[SOLVED] Parsing Word files

LiveCode is the premier environment for creating multi-platform solutions for all major operating systems - Windows, Mac OS X, Linux, the Web, Server environments and Mobile platforms. Brand new to LiveCode? Welcome!

Moderators: FourthWorld, heatherlaine, Klaus, kevinmiller, robinmiller

bogs
Posts: 5435
Joined: Sat Feb 25, 2017 10:45 pm

Re: Parsing Word files

Post by bogs » Wed Jan 27, 2021 9:36 pm

Yep Jacque, I was fooling with this off and on since my last reply, I suspect JS will do the job, but JS is one of the (relatively few) languages I never did much in.

I didn't see anything listed in the browsers properties either (in the dictionary), and I of course don't spend enough time in the newer IDEs to even hazard a guess as to what would be needed specifically.

Weird that you can copy / paste manually, but not programmatically just because it is a widget. I mean, isn't that what the copy / paste commands are supposed to be for?

And here is the real question, if your in the IDE, and you select text from a pdf in the browser widget, then go to "Edit -> Copy", bring the SE or message box to the front, insert the caret and go to "Edit -> Paste", it sure does copy and paste from the widget.

Image

I have to think there is a way to do it, if you can do it in the IDE, but I am not going to wade through one of the IDEs to find it myself :D

*Edit - well, I lied, I went and looked :P

The IDE's copy goes to the menubar stack, then to stack "revidelibrary" for the revIDECopy handler, which apparently checks to see whether what is being copied is an image, text, object, etc.

Unfortunately, I do *not* have the time to determine exactly the flow it goes through to copy from a pdf :roll:
Image

stam
Posts: 2679
Joined: Sun Jun 04, 2006 9:39 pm
Location: London, UK

Re: Parsing Word files

Post by stam » Thu Jan 28, 2021 2:35 am

I instinctively checked the html text as well, then realised the PDF isn’t html, but a binary representation.
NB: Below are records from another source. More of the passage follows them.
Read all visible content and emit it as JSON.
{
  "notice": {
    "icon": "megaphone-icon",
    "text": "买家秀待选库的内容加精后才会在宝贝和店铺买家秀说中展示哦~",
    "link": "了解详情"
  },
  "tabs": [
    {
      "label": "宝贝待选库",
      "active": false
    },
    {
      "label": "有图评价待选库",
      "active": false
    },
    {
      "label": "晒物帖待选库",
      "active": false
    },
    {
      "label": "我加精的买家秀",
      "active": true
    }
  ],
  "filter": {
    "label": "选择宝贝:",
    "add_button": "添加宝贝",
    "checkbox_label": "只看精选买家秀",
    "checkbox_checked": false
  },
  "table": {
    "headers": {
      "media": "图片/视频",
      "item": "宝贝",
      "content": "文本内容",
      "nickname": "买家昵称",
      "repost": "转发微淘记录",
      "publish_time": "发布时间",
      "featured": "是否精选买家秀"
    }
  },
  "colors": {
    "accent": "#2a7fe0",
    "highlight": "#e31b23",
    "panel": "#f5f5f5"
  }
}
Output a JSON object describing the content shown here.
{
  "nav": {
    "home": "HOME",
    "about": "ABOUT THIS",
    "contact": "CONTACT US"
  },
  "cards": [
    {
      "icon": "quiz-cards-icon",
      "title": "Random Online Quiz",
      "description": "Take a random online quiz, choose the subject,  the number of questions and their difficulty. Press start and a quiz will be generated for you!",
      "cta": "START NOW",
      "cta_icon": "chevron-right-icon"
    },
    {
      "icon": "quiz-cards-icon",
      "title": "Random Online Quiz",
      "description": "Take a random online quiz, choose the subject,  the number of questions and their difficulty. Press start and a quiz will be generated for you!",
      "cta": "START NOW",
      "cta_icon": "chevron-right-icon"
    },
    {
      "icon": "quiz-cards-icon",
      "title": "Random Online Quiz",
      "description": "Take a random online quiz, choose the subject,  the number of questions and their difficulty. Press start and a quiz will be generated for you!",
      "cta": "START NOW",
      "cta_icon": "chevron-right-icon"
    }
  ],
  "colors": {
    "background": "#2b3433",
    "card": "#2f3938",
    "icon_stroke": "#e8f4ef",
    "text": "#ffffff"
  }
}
I don’t think it’s possible to do this natively and probably not with JS either.

I’ve searched for more info on this - as Richard suggested, best bet seems to run a command line tool from shell().

I’ve been looking at the pdftotext tool, part of the open source XPDFReader (apps and command line tools available for all desktop platforms).

Theoretically via CLI you throw a PDF at it and it produces a text file, which would be trivial to import into LC. However my *nix knowledge isn’t great and haven’t yet got it to work.
I’ll keep trying and post a solution if I manage it (or a plea for help if I can’t!)

bogs
Posts: 5435
Joined: Sat Feb 25, 2017 10:45 pm

Re: Parsing Word files

Post by bogs » Thu Jan 28, 2021 1:10 pm

stam wrote:
Thu Jan 28, 2021 2:35 am
I don’t think it’s possible to do this natively
@ stam, did you read my last post? The iDE allows you to use the 'Edit' menu items 'copy / paste' to copy and paste text out of a browser widget. Since that is the case, it certainly makes it 'possible'. Not easy to find out exactly how, but certainly 'possible'.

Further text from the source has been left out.